Posted by StephanEwen <gi...@git.apache.org>.
Github user StephanEwen commented on the issue:
https://github.com/apache/flink/pull/5962
The comment to make at least one attempt sounds good.
If you refactor this a little bit, you can actually test it. Either make it a static method to which you pass the timer service, or better, make it a method `shutdownUninterruptible(Deadline, Logger)` on the TimerService itself.
---
[GitHub] flink pull request #5962: [FLINK-9304] Timer service shutdown should not sto...
Posted by tillrohrmann <gi...@git.apache.org>.
Github user tillrohrmann commented on a diff in the pull request:
https://github.com/apache/flink/pull/5962#discussion_r188004638
--- Diff: flink-streaming-java/src/test/java/org/apache/flink/streaming/runtime/tasks/SystemProcessingTimeServiceTest.java ---
@@ -504,7 +475,101 @@ public void testShutdownAndWaitPending() {
Assert.fail("Unexpected interruption.");
}
- Assert.assertTrue(check.get());
+ Assert.assertTrue(timerExecutionFinished.get());
+ Assert.assertTrue(timeService.isTerminated());
+ }
+
+ @Test
+ public void testShutdownServiceUninterruptible() {
+ final Object lock = new Object();
+ final OneShotLatch blockUntilTriggered = new OneShotLatch();
+ final AtomicBoolean timerFinished = new AtomicBoolean(false);
+
+ final SystemProcessingTimeService timeService =
+ createBlockingSystemProcessingTimeService(lock, blockUntilTriggered, timerFinished);
+
+ Assert.assertFalse(timeService.isTerminated());
+
+ final Thread interruptTarget = Thread.currentThread();
+ final AtomicBoolean runInterrupts = new AtomicBoolean(true);
+ final Thread interruptCallerThread = new Thread(() -> {
+ while (runInterrupts.get()) {
+ interruptTarget.interrupt();
+ try {
+ Thread.sleep(10);
+ } catch (InterruptedException ignore) {
+ }
+ }
+ });
+
+ interruptCallerThread.start();
+
+ final long timeoutMs = 1000L;
--- End diff --
Can we make this a bit faster?
---
[GitHub] flink pull request #5962: [FLINK-9304] Timer service shutdown should not sto...

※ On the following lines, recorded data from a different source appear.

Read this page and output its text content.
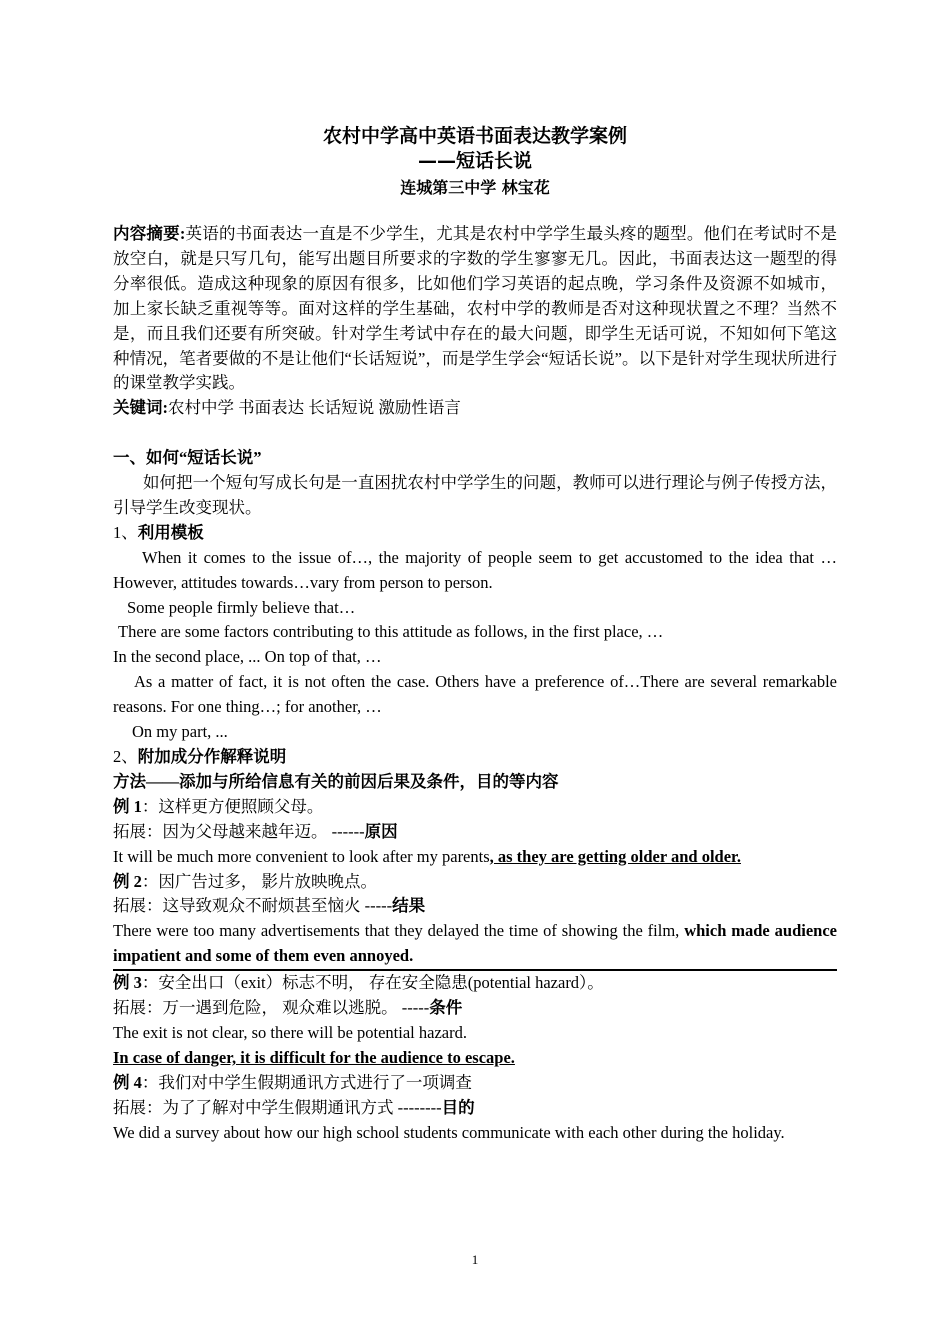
农村中学高中英语书面表达教学案例
——短话长说
连城第三中学 林宝花

内容摘要:英语的书面表达一直是不少学生，尤其是农村中学学生最头疼的题型。他们在考试时不是放空白，就是只写几句，能写出题目所要求的字数的学生寥寥无几。因此，书面表达这一题型的得分率很低。造成这种现象的原因有很多，比如他们学习英语的起点晚，学习条件及资源不如城市，加上家长缺乏重视等等。面对这样的学生基础，农村中学的教师是否对这种现状置之不理？当然不是，而且我们还要有所突破。针对学生考试中存在的最大问题，即学生无话可说，不知如何下笔这种情况，笔者要做的不是让他们“长话短说”，而是学生学会“短话长说”。以下是针对学生现状所进行的课堂教学实践。

关键词:农村中学 书面表达 长话短说 激励性语言

一、如何“短话长说”

如何把一个短句写成长句是一直困扰农村中学学生的问题，教师可以进行理论与例子传授方法，引导学生改变现状。

1、利用模板

When it comes to the issue of…, the majority of people seem to get accustomed to the idea that … However, attitudes towards…vary from person to person.

Some people firmly believe that…

There are some factors contributing to this attitude as follows, in the first place, …

In the second place, ... On top of that, …

As a matter of fact, it is not often the case. Others have a preference of…There are several remarkable reasons. For one thing…; for another, …

On my part, ...

2、附加成分作解释说明

方法——添加与所给信息有关的前因后果及条件，目的等内容

例 1：这样更方便照顾父母。

拓展：因为父母越来越年迈。 ------原因

It will be much more convenient to look after my parents, as they are getting older and older.

例 2：因广告过多， 影片放映晚点。

拓展：这导致观众不耐烦甚至恼火 -----结果

There were too many advertisements that they delayed the time of showing the film, which made audience impatient and some of them even annoyed.

例 3：安全出口（exit）标志不明， 存在安全隐患(potential hazard）。

拓展：万一遇到危险， 观众难以逃脱。 -----条件

The exit is not clear, so there will be potential hazard.

In case of danger, it is difficult for the audience to escape.

例 4：我们对中学生假期通讯方式进行了一项调查

拓展：为了了解对中学生假期通讯方式 --------目的

We did a survey about how our high school students communicate with each other during the holiday.

1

Posted by asfgit <gi...@git.apache.org>.
Github user asfgit closed the pull request at:
https://github.com/apache/flink/pull/5962
---
[GitHub] flink issue #5962: [FLINK-9304] Timer service shutdown should not stop if in...
Posted by StefanRRichter <gi...@git.apache.org>.

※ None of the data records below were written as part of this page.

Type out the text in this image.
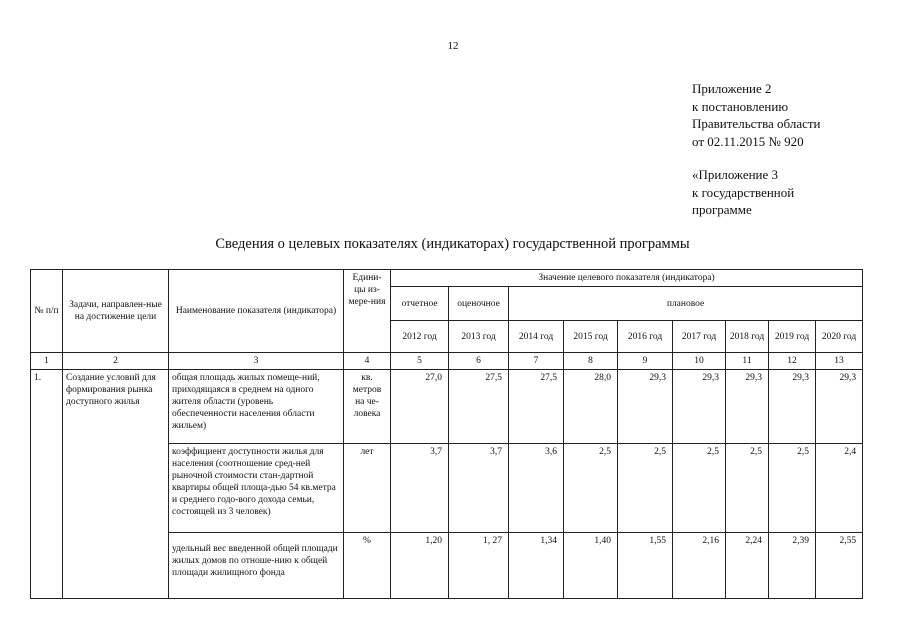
12
Приложение 2
к постановлению
Правительства области
от 02.11.2015 № 920
«Приложение 3
к государственной
программе
Сведения о целевых показателях (индикаторах) государственной программы
№ п/п	Задачи, направлен-ные на достижение цели	Наименование показателя (индикатора)	Едини-цы из-мере-ния	Значение целевого показателя (индикатора)								
				отчетное	оценочное	плановое						
				2012 год	2013 год	2014 год	2015 год	2016 год	2017 год	2018 год	2019 год	2020 год
1	2	3	4	5	6	7	8	9	10	11	12	13
1.	Создание условий для формирования рынка доступного жилья	общая площадь жилых помеще-ний, приходящаяся в среднем на одного жителя области (уровень обеспеченности населения области жильем)	кв. метров на че-ловека	27,0	27,5	27,5	28,0	29,3	29,3	29,3	29,3	29,3
		коэффициент доступности жилья для населения (соотношение сред-ней рыночной стоимости стан-дартной квартиры общей площа-дью 54 кв.метра и среднего годо-вого дохода семьи, состоящей из 3 человек)	лет	3,7	3,7	3,6	2,5	2,5	2,5	2,5	2,5	2,4
		удельный вес введенной общей площади жилых домов по отноше-нию к общей площади жилищного фонда	%	1,20	1, 27	1,34	1,40	1,55	2,16	2,24	2,39	2,55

Github user StefanRRichter commented on the issue:
https://github.com/apache/flink/pull/5962
CC @tillrohrmann
---
[GitHub] flink pull request #5962: [FLINK-9304] Timer service shutdown should not sto...

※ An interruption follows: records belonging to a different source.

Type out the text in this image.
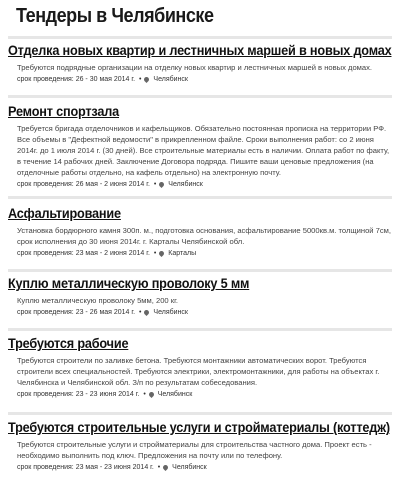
Тендеры в Челябинске
Отделка новых квартир и лестничных маршей в новых домах
Требуются подрядные организации на отделку новых квартир и лестничных маршей в новых домах.
срок проведения: 26 - 30 мая 2014 г. • Челябинск
Ремонт спортзала
Требуется бригада отделочников и кафельщиков. Обязательно постоянная прописка на территории РФ. Все объемы в "Дефектной ведомости" в прикрепленном файле. Сроки выполнения работ: со 2 июня 2014г. до 1 июля 2014 г. (30 дней). Все строительные материалы есть в наличии. Оплата работ по факту, в течение 14 рабочих дней. Заключение Договора подряда. Пишите ваши ценовые предложения (на отделочные работы отдельно, на кафель отдельно) на электронную почту.
срок проведения: 26 мая - 2 июня 2014 г. • Челябинск
Асфальтирование
Установка бордюрного камня 300п. м., подготовка основания, асфальтирование 5000кв.м. толщиной 7см, срок исполнения до 30 июня 2014г. г. Карталы Челябинской обл.
срок проведения: 23 мая - 2 июня 2014 г. • Карталы
Куплю металлическую проволоку 5 мм
Куплю металлическую проволоку 5мм, 200 кг.
срок проведения: 23 - 26 мая 2014 г. • Челябинск
Требуются рабочие
Требуются строители по заливке бетона. Требуются монтажники автоматических ворот. Требуются строители всех специальностей. Требуются электрики, электромонтажники, для работы на объектах г. Челябинска и Челябинской обл. З/п по результатам собеседования.
срок проведения: 23 - 23 июня 2014 г. • Челябинск
Требуются строительные услуги и стройматериалы (коттедж)
Требуются строительные услуги и стройматериалы для строительства частного дома. Проект есть - необходимо выполнить под ключ. Предложения на почту или по телефону.
срок проведения: 23 мая - 23 июня 2014 г. • Челябинск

Posted by tillrohrmann <gi...@git.apache.org>.
Github user tillrohrmann commented on a diff in the pull request:
https://github.com/apache/flink/pull/5962#discussion_r188004528
--- Diff: flink-streaming-java/src/main/java/org/apache/flink/streaming/runtime/tasks/SystemProcessingTimeService.java ---
@@ -197,6 +204,23 @@ public boolean shutdownAndAwaitPending(long time, TimeUnit timeUnit) throws Inte
return timerService.awaitTermination(time, timeUnit);
}
+ @Override
+ public boolean shutdownServiceUninterruptible(long timeoutMs) {
--- End diff --
Do we want to make the shutdown of the timer service swallow the `InterruptedException` also for all subsequent calls happening after the shutdown of the timer service?
---
[GitHub] flink issue #5962: [FLINK-9304] Timer service shutdown should not stop if in...
Posted by StefanRRichter <gi...@git.apache.org>.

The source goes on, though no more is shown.